We also analyzed the relationship between the serum and the salivary SOD activities in iron deficiency anemia patients and found a significant positive correlation, while the CP group did not demonstrate any correlation between the salivary and the serum SOD activity. However, a comparison of the test groups (IDA-PH, CP, and IDA-CP) did not show a significant difference in the salivary and serum SOD activity.

The study was carried out with female patients because IDA in males is rare and is generally related to neoplastic diseases [39]. This was the limitation of our study, as we could not evaluate the effects in men.

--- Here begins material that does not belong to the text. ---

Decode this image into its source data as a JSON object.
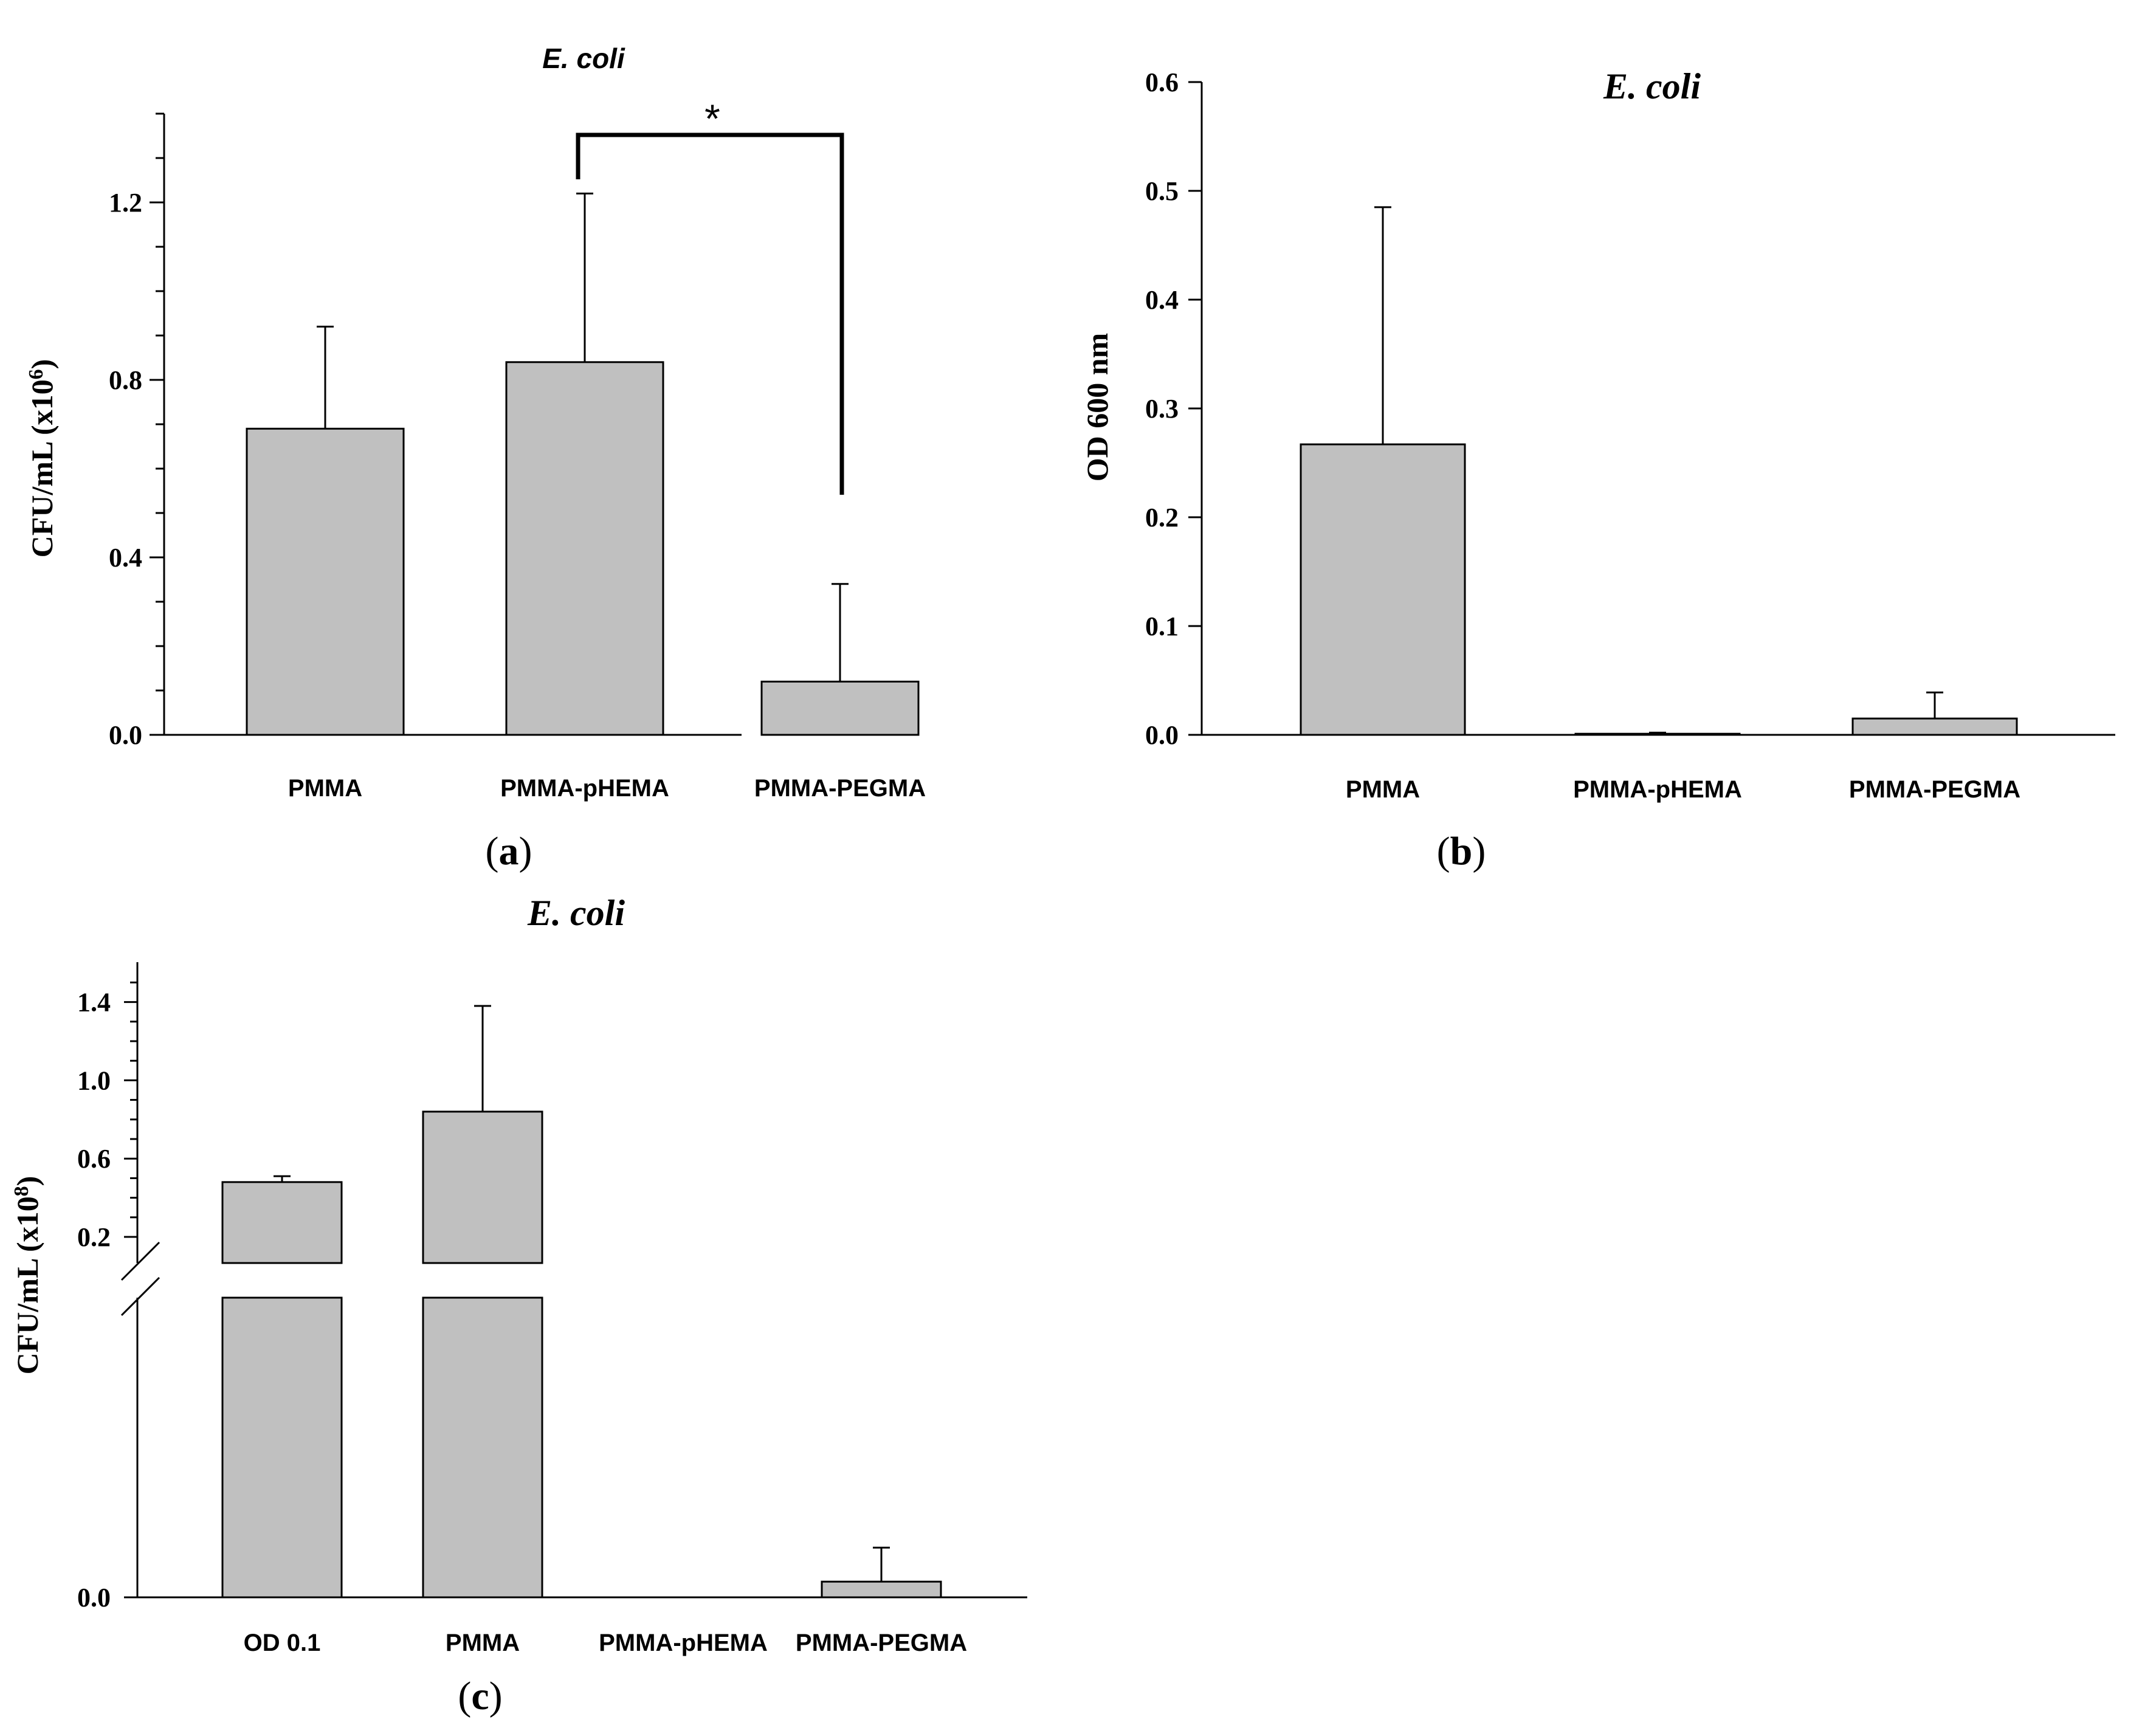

Being a preliminary study, this study led to the following major conclusions: (1) Higher periodontal inflammation and severe destruction was observed in the IDA-CP patients than in the CP group. (2) The serum and salivary SOD activities in all test groups were lower than those in the CG. (3) A significant positive correlation between the salivary and the serum SOD activity was observed in the iron deficiency anemia group. Furthermore, the serum SOD activity was significantly and negatively correlated with all periodontal parameters as well as the percentage of sites with CAL of 4-5 mm and ≥6 mm, while salivary SOD did not show significant correlation with CAL and the percentage of sites with CAL of 4-5 mm. (4) In the CP patients, no correlation was observed between the serum and the salivary SOD activity. The salivary SOD activity was significantly and negatively correlated with all periodontal parameters as well as the percentage of sites with CAL of 4-5 mm and ≥6 mm, while the serum SOD activity was significantly and negatively correlated with PI, GI, and mean CAL as well as the percentage of sites having CAL of 4-5 and ≥6 mm. (5) IDA influences the serum SOD activity to a greater extent but does not appear to affect the salivary SOD activity in patients with both IDA and CP than in patients having only CP.

The results of our study indicate that IDA patients may be at increased risk of periodontal destruction and have lower SOD defense levels. However, studies of larger groups with an interventional nature will be required to gain a clearer understanding of the relationship between these two disease entities.